Jamie Hamill, on for the injured Craig Slater in the first half, should have done a lot better when he met a Greg Kiltie cross with his head. However, he misjudged his leap and the ball sailed well over the bar. Boyd did a little better from a freekick soon after, but couldn’t get the ball under the cross-bar, with McGovern well beaten.

Naturally, it was from a corner that Killie met their undoing. Syme lost his man and Morris got a free header, beating MacDonald in the process.

Obadeyi replaced McKenzie and McHattie was replaced by Carrick in the genius tactical move of ‘get more strikers on’. Obadeyi injected some much-needed pace and enthusiasm (and some little-needed erraticness) into the team. He did well down the East Stand side and fired a cross in for Carrick, who collected around the six-yard box but fired over. That was to be last meaningful event in the game.

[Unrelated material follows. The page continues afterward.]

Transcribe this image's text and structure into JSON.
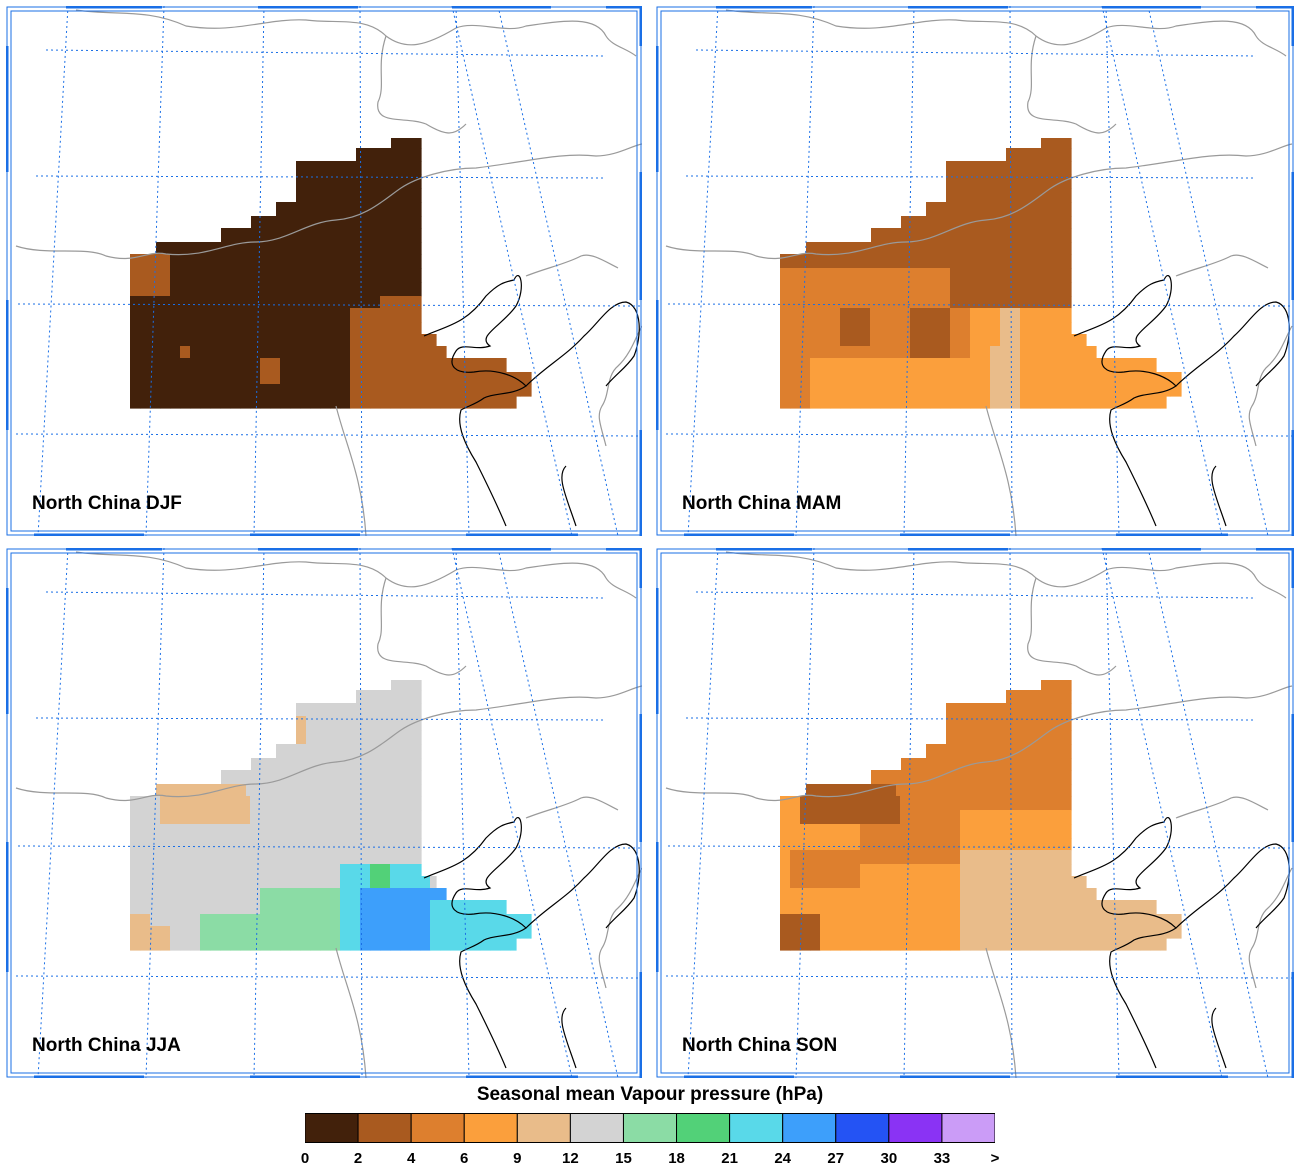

However, what was more meaningful was that Gary Locke handed in his resignation on the Saturday night, which was gladly accepted by the board. Said board have instated interim manager Lee McCulloch for the Scottish Cup clash against Rangers on Saturday. Rumour abound that Killie have reached out to Billy Davies for the next managerial appointment. However, the Killie faithful will hope that the board go through a better managerial scouting process than they did with the last few incumbents.

Killie still sit in the relegation playoff position, eleven points ahead of Dundee Utd (who have two games in hand) and one point behind Thistle (who have three games in hand). Whoever they appoint as their next manager will have an uphill struggle of epic proportions to keep Killie up this season.

 

Comments

Gary Locke:  "It's difficult, But the players have to take responsibility on the pitch. I didn't think there was a lot between the two teams, A set piece wins it for them. Overall it was a poor game with both sides - especially ourselves early in the game - looking nervous. We saw a lack of confidence from some of the players, but the only way they're going to get through it is by digging in. It looked [a penalty] from where I was, I didn't see any reason for Kris to go down, he's the type of lad who wants to score a few goals. It was a bad result, but there wasn't anything in the game. We didn't get outplayed or anything like that, it's just a bit of confidence lacking. The only way you're going to get that back is by winning football matches. We're well aware that we need to start doing that."

Gary Locke "resigned" the same evening.